Friday, September 01, 2006

Franklin - For Adults

Although we are not really in favor of television for children, it has become a welcome assistant when the boys are going berserk and we need some time without them, you know, to actually cook their dinner without the twins screaming “EAT, EAT, EAT!” while jumping up and down at the kitchen gate.

Luckily, there is Noggin. Found on Noggin are the Backyardigans, Little Bear, and Franklin the Turtle. The Backyard-thingy’s are the current favorite because they sing songs throughout their little adventures. But Franklin is a close second.

Franklin amuses me.

The Canadian accents show through about once every 5 minutes. But even better, the mix of critters is amazing. Not totally believable, but well done nonetheless. I can suspend my disbelief to watch young bears, foxes, beavers, moose, muskrats, and a turtle play together.

I have some questions, though.

Why is it that Franklin is the only character with an actual name? Everyone else is Bear, or Beaver, or Mrs. Muskrat. Even his parents are only Mr. & Mrs. Turtle.

And why don’t they ever get into trouble?
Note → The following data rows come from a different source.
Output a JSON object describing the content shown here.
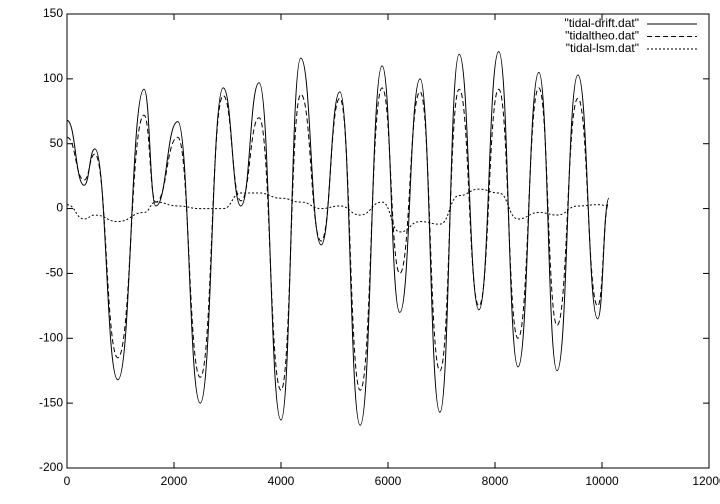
{
  "chart_data": {
    "type": "line",
    "x": [
      0,
      320,
      520,
      950,
      1440,
      1660,
      2070,
      2490,
      2920,
      3250,
      3590,
      4000,
      4370,
      4750,
      5100,
      5480,
      5890,
      6220,
      6600,
      6970,
      7330,
      7700,
      8070,
      8430,
      8820,
      9160,
      9550,
      9920,
      10130
    ],
    "series": [
      {
        "name": "\"tidal-drift.dat\"",
        "color": "#000000",
        "dash": "solid",
        "values": [
          68,
          18,
          46,
          -132,
          92,
          2,
          67,
          -150,
          93,
          2,
          97,
          -163,
          116,
          -28,
          90,
          -167,
          110,
          -80,
          100,
          -157,
          119,
          -78,
          121,
          -122,
          105,
          -125,
          103,
          -85,
          8
        ]
      },
      {
        "name": "\"tidaltheo.dat\"",
        "color": "#000000",
        "dash": "dashed",
        "values": [
          55,
          22,
          42,
          -115,
          72,
          5,
          55,
          -130,
          87,
          6,
          70,
          -140,
          88,
          -25,
          85,
          -140,
          93,
          -50,
          90,
          -125,
          92,
          -75,
          92,
          -100,
          93,
          -90,
          85,
          -75,
          5
        ]
      },
      {
        "name": "\"tidal-lsm.dat\"",
        "color": "#000000",
        "dash": "dotted",
        "values": [
          3,
          -8,
          -5,
          -10,
          -3,
          5,
          2,
          0,
          0,
          12,
          12,
          8,
          5,
          0,
          2,
          -5,
          5,
          -18,
          -10,
          -12,
          10,
          15,
          12,
          -8,
          -3,
          -5,
          2,
          3,
          2
        ]
      }
    ],
    "xlim": [
      0,
      12000
    ],
    "xticks": [
      0,
      2000,
      4000,
      6000,
      8000,
      10000,
      12000
    ],
    "ylim": [
      -200,
      150
    ],
    "yticks": [
      -200,
      -150,
      -100,
      -50,
      0,
      50,
      100,
      150
    ],
    "grid": false,
    "legend": "top-right"
  }
}
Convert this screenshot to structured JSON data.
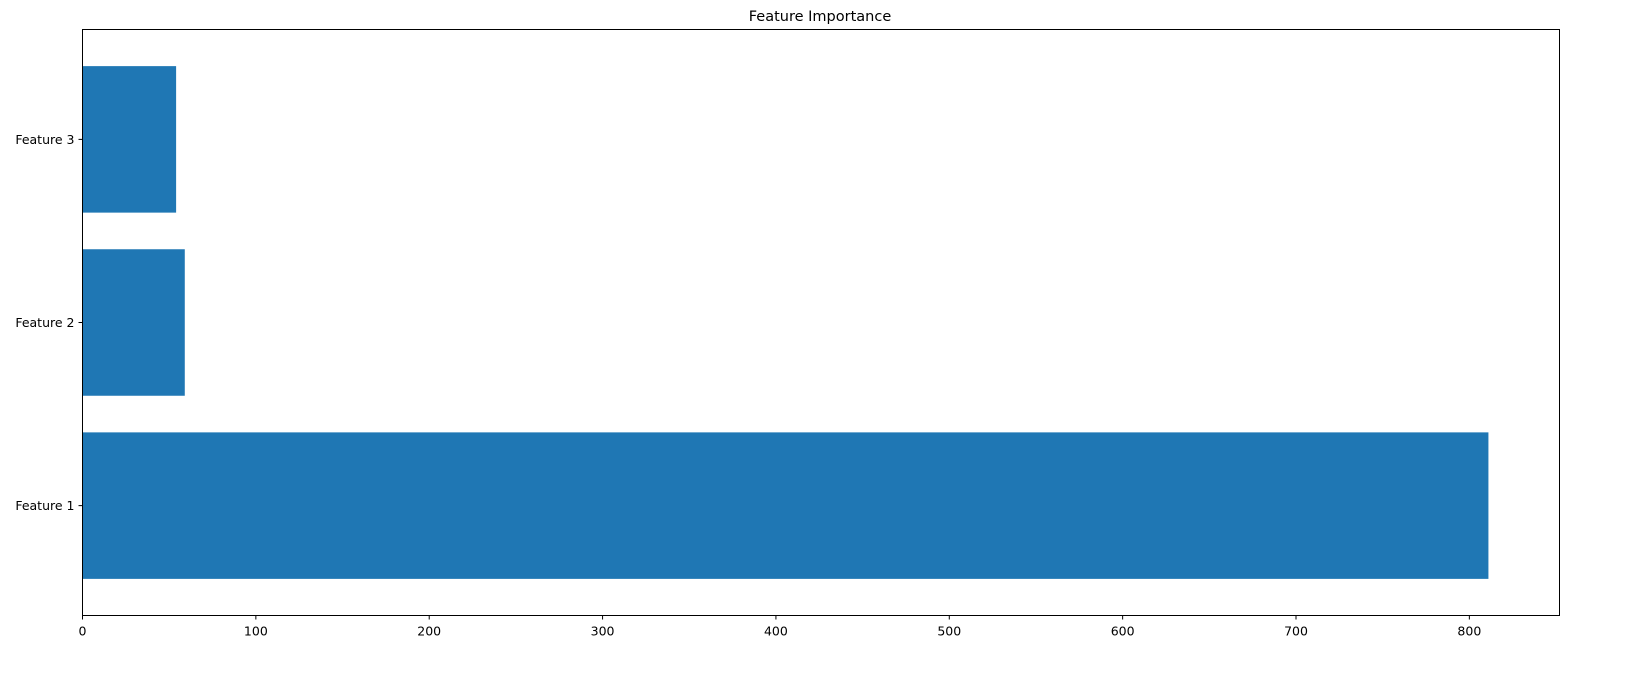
{
  "chart_data": {
    "type": "bar",
    "orientation": "horizontal",
    "title": "Feature Importance",
    "xlabel": "",
    "ylabel": "",
    "categories": [
      "Feature 1",
      "Feature 2",
      "Feature 3"
    ],
    "values": [
      811,
      59,
      54
    ],
    "xlim": [
      0,
      852
    ],
    "xticks": [
      0,
      100,
      200,
      300,
      400,
      500,
      600,
      700,
      800
    ],
    "grid": false,
    "legend": "none",
    "bar_color": "#1f77b4"
  }
}
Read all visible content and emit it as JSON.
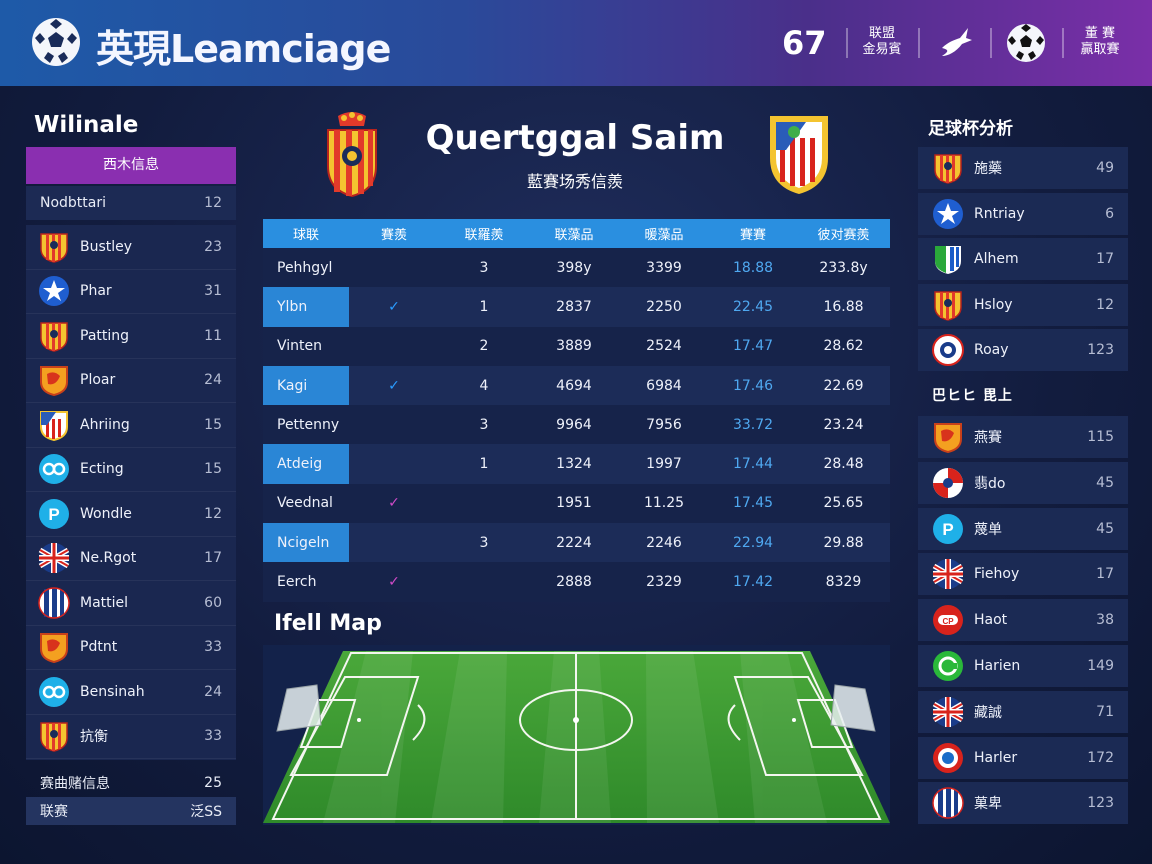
{
  "header": {
    "app_title": "英現Leamciage",
    "count": "67",
    "stack1_line1": "联盟",
    "stack1_line2": "金易賓",
    "stack2_line1": "董 賽",
    "stack2_line2": "贏取賽"
  },
  "left_panel": {
    "title": "Wilinale",
    "header_label": "西木信息",
    "sub_label": "Nodbttari",
    "sub_value": "12",
    "items": [
      {
        "name": "Bustley",
        "value": "23",
        "icon": "red-yellow-crest-icon"
      },
      {
        "name": "Phar",
        "value": "31",
        "icon": "blue-star-crest-icon"
      },
      {
        "name": "Patting",
        "value": "11",
        "icon": "red-yellow-crest-icon"
      },
      {
        "name": "Ploar",
        "value": "24",
        "icon": "orange-shield-icon"
      },
      {
        "name": "Ahriing",
        "value": "15",
        "icon": "red-white-stripe-crest-icon"
      },
      {
        "name": "Ecting",
        "value": "15",
        "icon": "cyan-round-crest-icon"
      },
      {
        "name": "Wondle",
        "value": "12",
        "icon": "cyan-p-crest-icon"
      },
      {
        "name": "Ne.Rgot",
        "value": "17",
        "icon": "union-jack-crest-icon"
      },
      {
        "name": "Mattiel",
        "value": "60",
        "icon": "blue-white-stripe-crest-icon"
      },
      {
        "name": "Pdtnt",
        "value": "33",
        "icon": "orange-shield-icon"
      },
      {
        "name": "Bensinah",
        "value": "24",
        "icon": "cyan-round-crest-icon"
      },
      {
        "name": "抗衡",
        "value": "33",
        "icon": "red-yellow-crest-icon"
      }
    ],
    "footer1_label": "赛曲赌信息",
    "footer1_value": "25",
    "footer2_label": "联赛",
    "footer2_value": "泛SS"
  },
  "match": {
    "title": "Quertggal Saim",
    "subtitle": "藍賽场秀信羨"
  },
  "table": {
    "headers": [
      "球联",
      "賽羨",
      "联羅羨",
      "联藻品",
      "暖藻品",
      "賽賽",
      "彼对赛羨"
    ],
    "rows": [
      {
        "name": "Pehhgyl",
        "check": "",
        "c2": "3",
        "c3": "398y",
        "c4": "3399",
        "c5": "18.88",
        "c6": "233.8y",
        "highlight": false
      },
      {
        "name": "Ylbn",
        "check": "✓",
        "check_color": "#2a9cff",
        "c2": "1",
        "c3": "2837",
        "c4": "2250",
        "c5": "22.45",
        "c6": "16.88",
        "highlight": true
      },
      {
        "name": "Vinten",
        "check": "",
        "c2": "2",
        "c3": "3889",
        "c4": "2524",
        "c5": "17.47",
        "c6": "28.62",
        "highlight": false
      },
      {
        "name": "Kagi",
        "check": "✓",
        "check_color": "#2a9cff",
        "c2": "4",
        "c3": "4694",
        "c4": "6984",
        "c5": "17.46",
        "c6": "22.69",
        "highlight": true
      },
      {
        "name": "Pettenny",
        "check": "",
        "c2": "3",
        "c3": "9964",
        "c4": "7956",
        "c5": "33.72",
        "c6": "23.24",
        "highlight": false
      },
      {
        "name": "Atdeig",
        "check": "",
        "c2": "1",
        "c3": "1324",
        "c4": "1997",
        "c5": "17.44",
        "c6": "28.48",
        "highlight": true
      },
      {
        "name": "Veednal",
        "check": "✓",
        "check_color": "#d04ac8",
        "c2": "",
        "c3": "1951",
        "c4": "11.25",
        "c5": "17.45",
        "c6": "25.65",
        "highlight": false
      },
      {
        "name": "Ncigeln",
        "check": "",
        "c2": "3",
        "c3": "2224",
        "c4": "2246",
        "c5": "22.94",
        "c6": "29.88",
        "highlight": true
      },
      {
        "name": "Eerch",
        "check": "✓",
        "check_color": "#d04ac8",
        "c2": "",
        "c3": "2888",
        "c4": "2329",
        "c5": "17.42",
        "c6": "8329",
        "highlight": false
      }
    ]
  },
  "map": {
    "title": "Ifell Map"
  },
  "right_panel": {
    "title": "足球杯分析",
    "mid_label": "巴ヒヒ 毘上",
    "top_items": [
      {
        "name": "施藥",
        "value": "49",
        "icon": "red-yellow-crest-icon"
      },
      {
        "name": "Rntriay",
        "value": "6",
        "icon": "blue-star-crest-icon"
      },
      {
        "name": "Alhem",
        "value": "17",
        "icon": "green-blue-shield-icon"
      },
      {
        "name": "Hsloy",
        "value": "12",
        "icon": "red-yellow-crest-icon"
      },
      {
        "name": "Roay",
        "value": "123",
        "icon": "white-round-crest-icon"
      }
    ],
    "bottom_items": [
      {
        "name": "燕賽",
        "value": "115",
        "icon": "orange-shield-icon"
      },
      {
        "name": "翡do",
        "value": "45",
        "icon": "red-white-round-crest-icon"
      },
      {
        "name": "蔑单",
        "value": "45",
        "icon": "cyan-p-crest-icon"
      },
      {
        "name": "Fiehoy",
        "value": "17",
        "icon": "union-jack-crest-icon"
      },
      {
        "name": "Haot",
        "value": "38",
        "icon": "red-pill-crest-icon"
      },
      {
        "name": "Harien",
        "value": "149",
        "icon": "green-round-crest-icon"
      },
      {
        "name": "藏誠",
        "value": "71",
        "icon": "union-jack-crest-icon"
      },
      {
        "name": "Harler",
        "value": "172",
        "icon": "red-blue-round-crest-icon"
      },
      {
        "name": "菓卑",
        "value": "123",
        "icon": "blue-white-stripe-crest-icon"
      }
    ]
  },
  "colors": {
    "accent_purple": "#8a2fb0",
    "accent_blue": "#2a8fe0",
    "check_blue": "#2a9cff",
    "check_pink": "#d04ac8"
  }
}
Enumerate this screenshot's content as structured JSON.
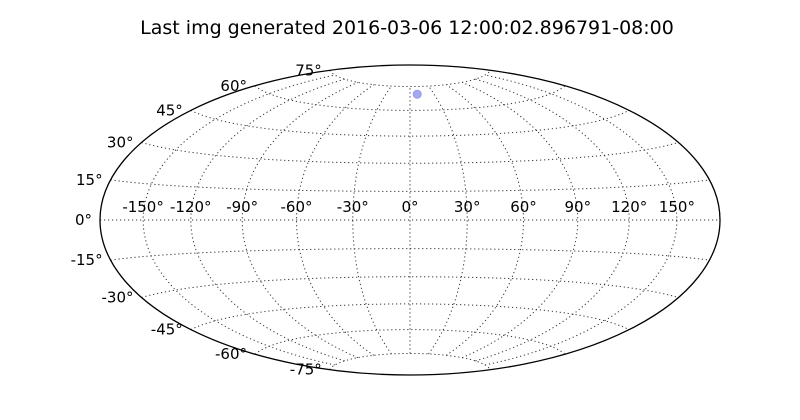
{
  "chart_data": {
    "type": "scatter",
    "projection": "hammer",
    "title": "Last img generated 2016-03-06 12:00:02.896791-08:00",
    "grid": true,
    "longitude_grid": [
      -150,
      -120,
      -90,
      -60,
      -30,
      0,
      30,
      60,
      90,
      120,
      150
    ],
    "latitude_grid": [
      -75,
      -60,
      -45,
      -30,
      -15,
      0,
      15,
      30,
      45,
      60,
      75
    ],
    "longitude_tick_labels": [
      "-150°",
      "-120°",
      "-90°",
      "-60°",
      "-30°",
      "0°",
      "30°",
      "60°",
      "90°",
      "120°",
      "150°"
    ],
    "latitude_tick_labels": [
      "-75°",
      "-60°",
      "-45°",
      "-30°",
      "-15°",
      "0°",
      "15°",
      "30°",
      "45°",
      "60°",
      "75°"
    ],
    "points": [
      {
        "lon": 9,
        "lat": 70
      }
    ],
    "point_color": "#9999ee"
  }
}
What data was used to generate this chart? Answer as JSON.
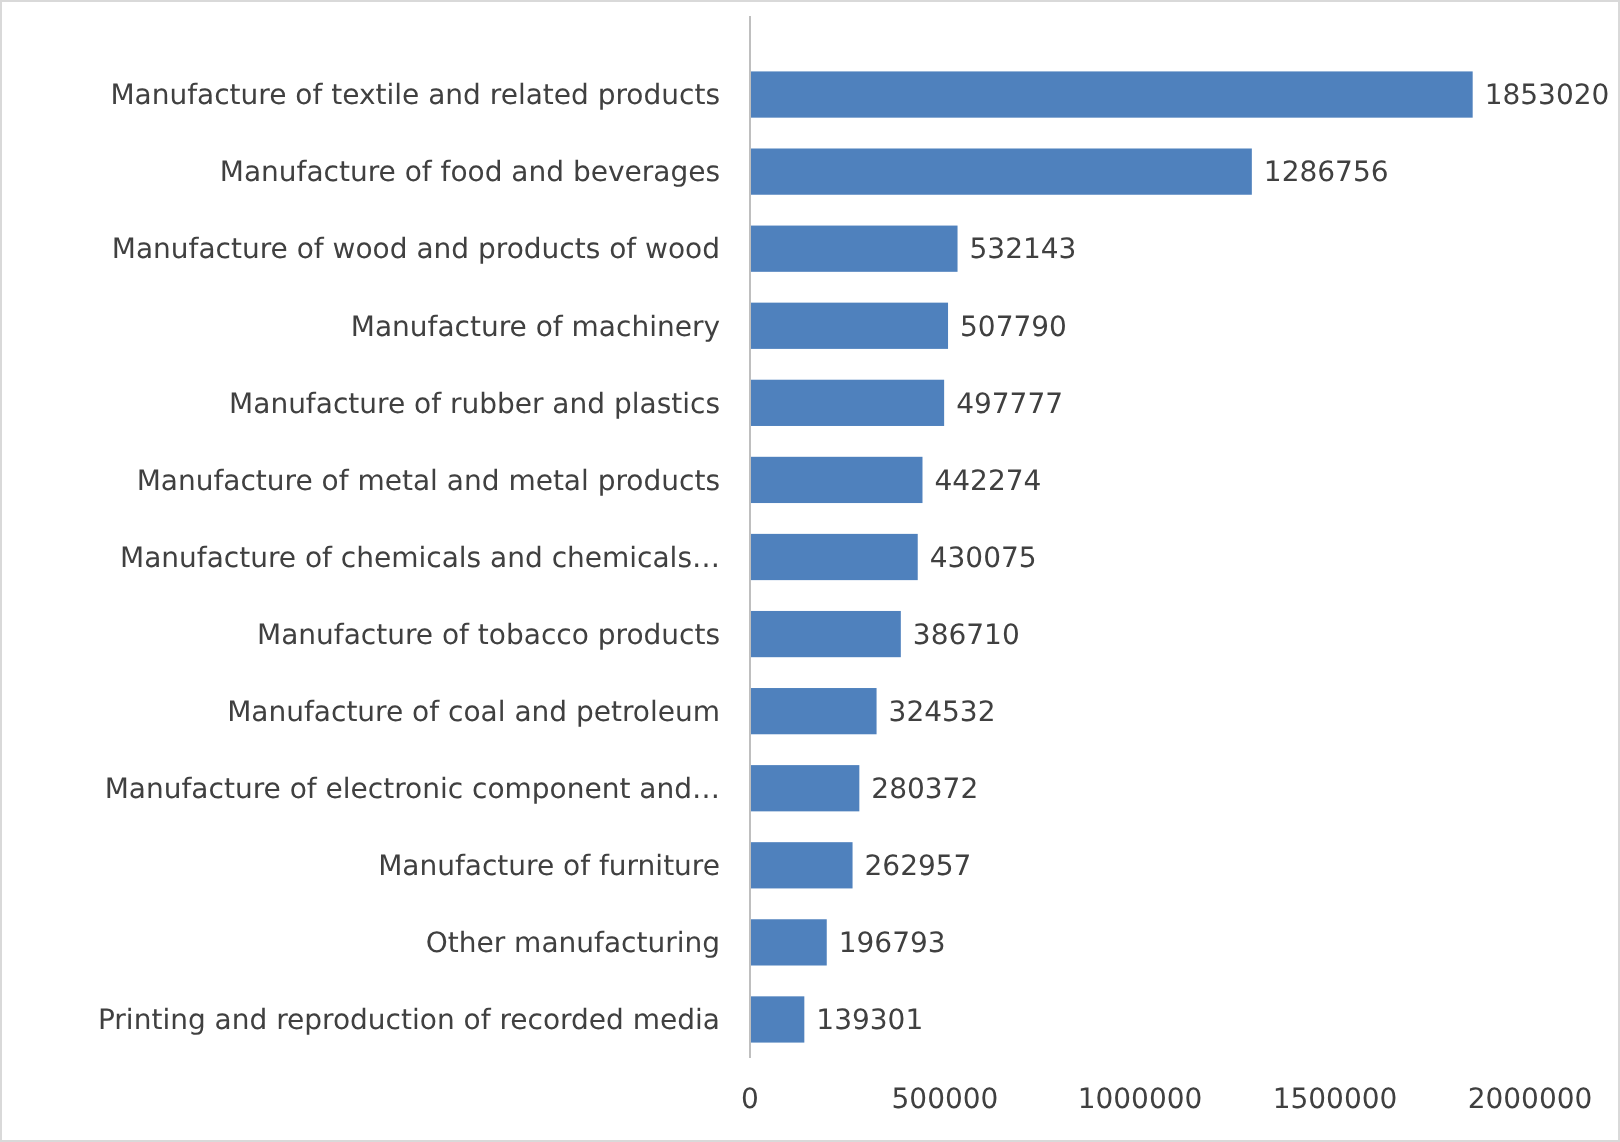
{
  "chart_data": {
    "type": "bar",
    "orientation": "horizontal",
    "categories": [
      "Manufacture of textile and related products",
      "Manufacture of food and beverages",
      "Manufacture of wood and products of wood",
      "Manufacture of machinery",
      "Manufacture of rubber and plastics",
      "Manufacture of metal and metal products",
      "Manufacture of chemicals and chemicals…",
      "Manufacture of tobacco products",
      "Manufacture of coal and petroleum",
      "Manufacture of electronic component and…",
      "Manufacture of furniture",
      "Other manufacturing",
      "Printing and reproduction of recorded media"
    ],
    "values": [
      1853020,
      1286756,
      532143,
      507790,
      497777,
      442274,
      430075,
      386710,
      324532,
      280372,
      262957,
      196793,
      139301
    ],
    "color": "#4f81bd",
    "data_labels": true,
    "grid": false,
    "xlim": [
      0,
      2000000
    ],
    "xticks": [
      0,
      500000,
      1000000,
      1500000,
      2000000
    ]
  }
}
Are we to believe that they somehow learn their lessons without being sent to their rooms, or being grounded, or being made to stay after school? Not every kid is this angelic.

Every now and then, I sit and watch Franklin’s adventures with the boys. I park myself on the couch with at least one boy in my lap and imagine how I would have written the stories. Take yesterday’s episode for example.

One of the stories showed Franklin and his friend Bear attending a hockey game. They ask the star player, Coyote, for an autograph. He gladly agrees. Later, Coyote shows up at their junior league hockey game to visit an old friend. Everyone is happy. How sweet.

My version: Coyote would have charged them $5 for the autograph. He would have shown up completely drunk to Franklin’s game. The kids’ parents, turning away from heckling the coach, would become verbally abusive and throw hot coffee at him. There would be a fight. Coyote would end up eating everyone, except for the Bear family, who would then beat him severely and leave him in a bloody pile next to the ice. Coyote’s hockey team would lose the championship game, and the Bear family would make millions betting against his team.

But I guess that wouldn’t be a kid’s program.